Let’s start by explaining how the cash flow situation during the start of a fintech company looks like. Upcoming fintechs usually make losses, they are only valued high because they are expected to make large profits in the future. Currently, they are growing their customer base and that brings a lot of expenses. To fuel this growth and to be able to survive the annual losses, the fintechs need lots of investments. 

Investors do not dare to touch the fintech business anymore.

These required investments are not hard to obtain when the fintechs can show that they are obtaining users at a fast pace. However, due to corona many users prefer traditional banks. Traditional banks might be old fashioned and not offer the newest technologies, but they are ‘too big to fail’. Therefore, people feel like their money will be more secure at traditional banks. 
This is a huge problem for fintech companies, now they lost their aggressive growth numbers, investors are holding back their investments. Since the outbreak of Corona, only N26 and Judo have been able to attract new investment. Both these investments were financed by already existing shareholders. This shows that new investors currently do not dare to touch the fintech business. 

Cash is king, and fintechs do not possess enough.

So how is this going to end? If nothing happens, most fintech companies might go bankrupt. Analysts expect that large banks will buy some of the fintech companies, since they can be picked up for a very low price now they are in financial distress. Cash is king, and fintechs do not possess enough. This way, the banks also clears out the competition of these fintech companies. 
The acquisition of fintech companies can be part of a huge reorganization at the banks. For instance, ABN Amro is currently looking at their departments, since the bank is performing below the expectations. Modernizing can be done for pennies on the dollar, now the fintech companies are valued much lower than before the pandemic. It might be a missed opportunity, to not make use of this.

Banks can modernize for pennies on the dollar.
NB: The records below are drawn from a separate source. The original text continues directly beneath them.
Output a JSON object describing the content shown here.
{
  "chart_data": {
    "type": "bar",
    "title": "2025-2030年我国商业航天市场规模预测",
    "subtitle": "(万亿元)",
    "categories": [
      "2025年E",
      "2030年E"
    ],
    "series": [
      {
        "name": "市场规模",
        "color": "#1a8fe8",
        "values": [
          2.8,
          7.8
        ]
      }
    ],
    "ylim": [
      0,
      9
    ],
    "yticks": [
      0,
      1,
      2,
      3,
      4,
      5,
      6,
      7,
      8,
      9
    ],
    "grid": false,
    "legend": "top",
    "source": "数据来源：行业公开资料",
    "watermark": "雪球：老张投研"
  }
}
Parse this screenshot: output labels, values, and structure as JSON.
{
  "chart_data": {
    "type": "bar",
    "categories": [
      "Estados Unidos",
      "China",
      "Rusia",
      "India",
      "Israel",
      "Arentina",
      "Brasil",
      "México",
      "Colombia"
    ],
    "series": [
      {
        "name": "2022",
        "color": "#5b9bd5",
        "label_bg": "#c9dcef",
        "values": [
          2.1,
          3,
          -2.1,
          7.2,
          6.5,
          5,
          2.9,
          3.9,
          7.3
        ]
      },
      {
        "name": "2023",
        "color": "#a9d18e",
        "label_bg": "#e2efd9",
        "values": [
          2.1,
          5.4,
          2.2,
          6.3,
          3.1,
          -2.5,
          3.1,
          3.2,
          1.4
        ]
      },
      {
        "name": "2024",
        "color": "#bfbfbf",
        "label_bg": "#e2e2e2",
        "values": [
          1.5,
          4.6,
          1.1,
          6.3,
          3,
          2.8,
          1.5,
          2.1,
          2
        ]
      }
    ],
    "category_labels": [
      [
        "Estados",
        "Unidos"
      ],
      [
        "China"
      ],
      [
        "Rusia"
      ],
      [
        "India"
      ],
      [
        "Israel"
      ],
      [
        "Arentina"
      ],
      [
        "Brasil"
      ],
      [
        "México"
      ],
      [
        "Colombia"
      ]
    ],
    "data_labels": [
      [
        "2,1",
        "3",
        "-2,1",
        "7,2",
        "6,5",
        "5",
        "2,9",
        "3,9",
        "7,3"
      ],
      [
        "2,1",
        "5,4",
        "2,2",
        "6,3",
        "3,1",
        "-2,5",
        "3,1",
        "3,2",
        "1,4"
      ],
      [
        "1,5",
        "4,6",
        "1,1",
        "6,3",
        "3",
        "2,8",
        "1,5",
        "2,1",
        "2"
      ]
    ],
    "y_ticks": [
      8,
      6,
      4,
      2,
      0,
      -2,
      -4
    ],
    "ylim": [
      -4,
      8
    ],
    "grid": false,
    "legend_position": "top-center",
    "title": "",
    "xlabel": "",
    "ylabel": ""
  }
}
Visa has already started to acquire fintech companies and MasterCard is expected to also start shortly, since they will have to keep up. Analysts expect that in the Netherlands, banks will start to take over fintechs in the fall of 2020. This will contribute to the expected increase of acquisitions in the second half of this year. 
Why does the come-back of the M&A sector have to wait a few months? Companies are valued a lot lower than they were before, which will result in a low transaction price. The selling company will, therefore, try to survive Corona and regain its original value again. In the second half of this year, many of these companies will find out that they are unable to survive and then they will be forced to sell their company at a huge discount. 

So, what will all this mean for you? In the upcoming months, banking-wise you will not see a lot of difference. In the next academic year however, you will probably hear about many banks who are taking over small fintech companies. The result of this, will be many new inventions coming from your own bank, like tikkie. Banks are taking massive hits because of the corona crisis, but if they act well they should be able to come out of these hectic times as a more modern institution!